2. The "# pragma execution_character_set" added by vc2010 is used to explicitly require the UTF-8 string. Because Windows does not have locale for UTF-8, it is less practical,

References --
ISO/IEC 9899: 1999 (c99). ISO/IEC, 1999. Www.open-std.org/jtc1/sc22/wg14/www/docs/n1124.pdf
C99 standard. Yourtommy. Http://blog.csdn.net/yourtommy/article/details/7495033
Qstring (2). Dbzhang800. Http://blog.csdn.net/dbzhang800/article/details/7540905

 

Download source code --
Http://files.cnblogs.com/zyl910/testwchar.rar

Related Article

Contact Us

The content source of this page is from Internet, which doesn't represent Alibaba Cloud's opinion; products and services mentioned on that page don't have any relationship with Alibaba Cloud. If the content of the page makes you feel confusing, please write us an email, we will handle the problem within 5 days after receiving your email.

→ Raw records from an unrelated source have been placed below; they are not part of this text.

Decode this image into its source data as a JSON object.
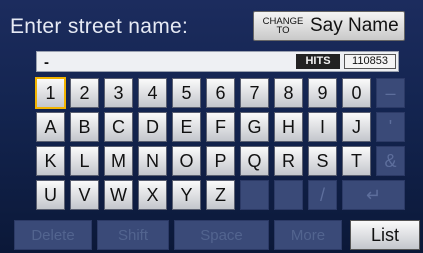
{
  "header": {
    "title": "Enter street name:",
    "change_to_top": "CHANGE",
    "change_to_bottom": "TO",
    "say_name": "Say Name"
  },
  "entry": {
    "value": "-",
    "hits_label": "HITS",
    "hits_count": "110853"
  },
  "keyboard": {
    "row1": [
      "1",
      "2",
      "3",
      "4",
      "5",
      "6",
      "7",
      "8",
      "9",
      "0",
      "–"
    ],
    "row2": [
      "A",
      "B",
      "C",
      "D",
      "E",
      "F",
      "G",
      "H",
      "I",
      "J",
      "'"
    ],
    "row3": [
      "K",
      "L",
      "M",
      "N",
      "O",
      "P",
      "Q",
      "R",
      "S",
      "T",
      "&"
    ],
    "row4": [
      "U",
      "V",
      "W",
      "X",
      "Y",
      "Z",
      "",
      "",
      "",
      "/",
      "↵"
    ],
    "selected": "1"
  },
  "bottom": {
    "delete": "Delete",
    "shift": "Shift",
    "space": "Space",
    "more": "More",
    "list": "List"
  }
}
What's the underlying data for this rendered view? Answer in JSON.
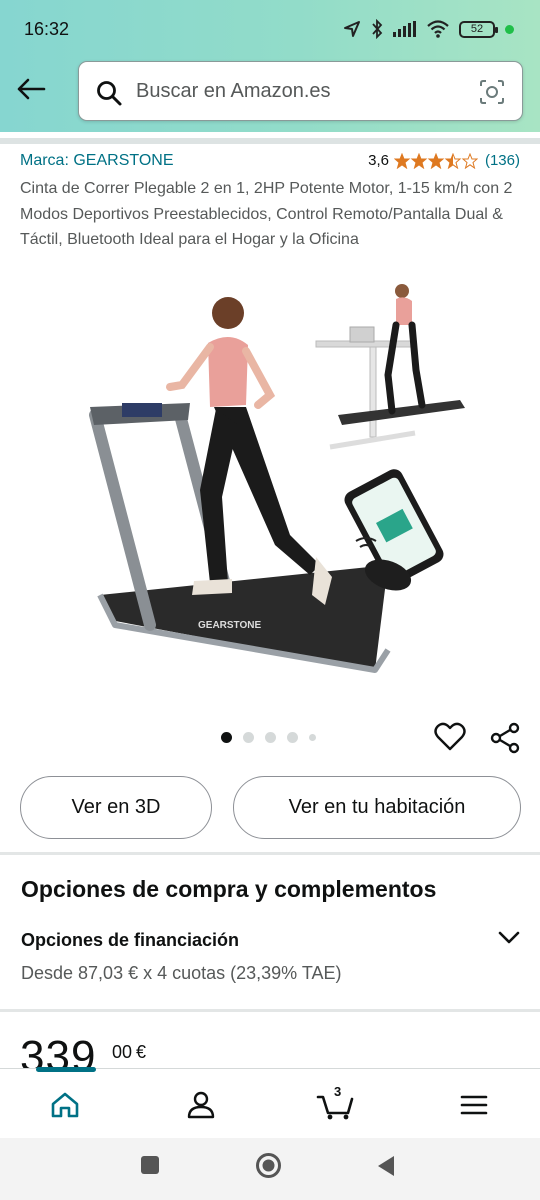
{
  "status_bar": {
    "time": "16:32",
    "battery": "52"
  },
  "search": {
    "placeholder": "Buscar en Amazon.es"
  },
  "product": {
    "brand": "Marca: GEARSTONE",
    "rating_value": "3,6",
    "rating_stars": 3.5,
    "rating_count": "(136)",
    "title": "Cinta de Correr Plegable 2 en 1, 2HP Potente Motor, 1-15 km/h con 2 Modos Deportivos Preestablecidos, Control Remoto/Pantalla Dual & Táctil, Bluetooth Ideal para el Hogar y la Oficina",
    "image_brand_label": "GEARSTONE",
    "image_count": 5,
    "image_index": 1
  },
  "actions": {
    "view_3d": "Ver en 3D",
    "view_room": "Ver en tu habitación"
  },
  "purchase_options": {
    "section_title": "Opciones de compra y complementos",
    "financing_title": "Opciones de financiación",
    "financing_detail": "Desde 87,03 € x 4 cuotas (23,39% TAE)"
  },
  "price": {
    "whole": "339",
    "fraction": "00",
    "currency": "€"
  },
  "nav": {
    "cart_count": "3",
    "items": [
      "home-icon",
      "user-icon",
      "cart-icon",
      "menu-icon"
    ]
  },
  "colors": {
    "header_start": "#86d6d0",
    "header_end": "#a8e4c4",
    "link": "#007185",
    "star": "#de7921"
  }
}
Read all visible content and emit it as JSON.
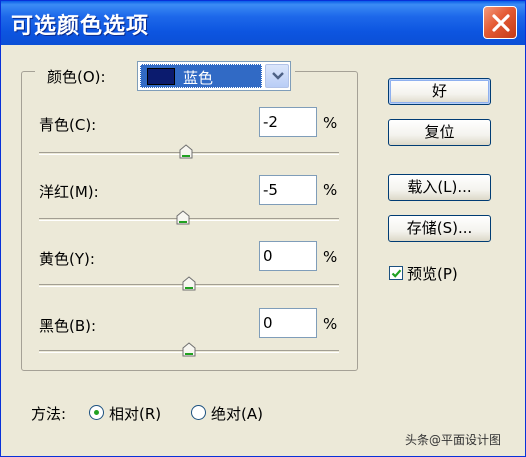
{
  "window": {
    "title": "可选颜色选项",
    "close_icon": "close-icon"
  },
  "colors_group": {
    "label": "颜色(O):",
    "selected": "蓝色",
    "swatch_color": "#0b1b6e",
    "highlight_color": "#316ac5"
  },
  "sliders": [
    {
      "label": "青色(C):",
      "value": "-2",
      "unit": "%",
      "thumb_position_pct": 49
    },
    {
      "label": "洋红(M):",
      "value": "-5",
      "unit": "%",
      "thumb_position_pct": 48
    },
    {
      "label": "黄色(Y):",
      "value": "0",
      "unit": "%",
      "thumb_position_pct": 50
    },
    {
      "label": "黑色(B):",
      "value": "0",
      "unit": "%",
      "thumb_position_pct": 50
    }
  ],
  "buttons": {
    "ok": "好",
    "reset": "复位",
    "load": "载入(L)...",
    "save": "存储(S)..."
  },
  "preview": {
    "label": "预览(P)",
    "checked": true
  },
  "method": {
    "label": "方法:",
    "options": [
      "相对(R)",
      "绝对(A)"
    ],
    "selected": "相对(R)"
  },
  "watermark": "头条@平面设计图"
}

If you find any instances of plagiarism from the community, please send an email to: info-contact@alibabacloud.com and provide relevant evidence. A staff member will contact you within 5 working days.

A Free Trial That Lets You Build Big!

Start building with 50+ products and up to 12 months usage for Elastic Compute Service

  • Sales Support

    1 on 1 presale consultation

  • After-Sales Support

    24/7 Technical Support 6 Free Tickets per Quarter Faster Response

  • Alibaba Cloud offers highly flexible support services tailored to meet your exact needs.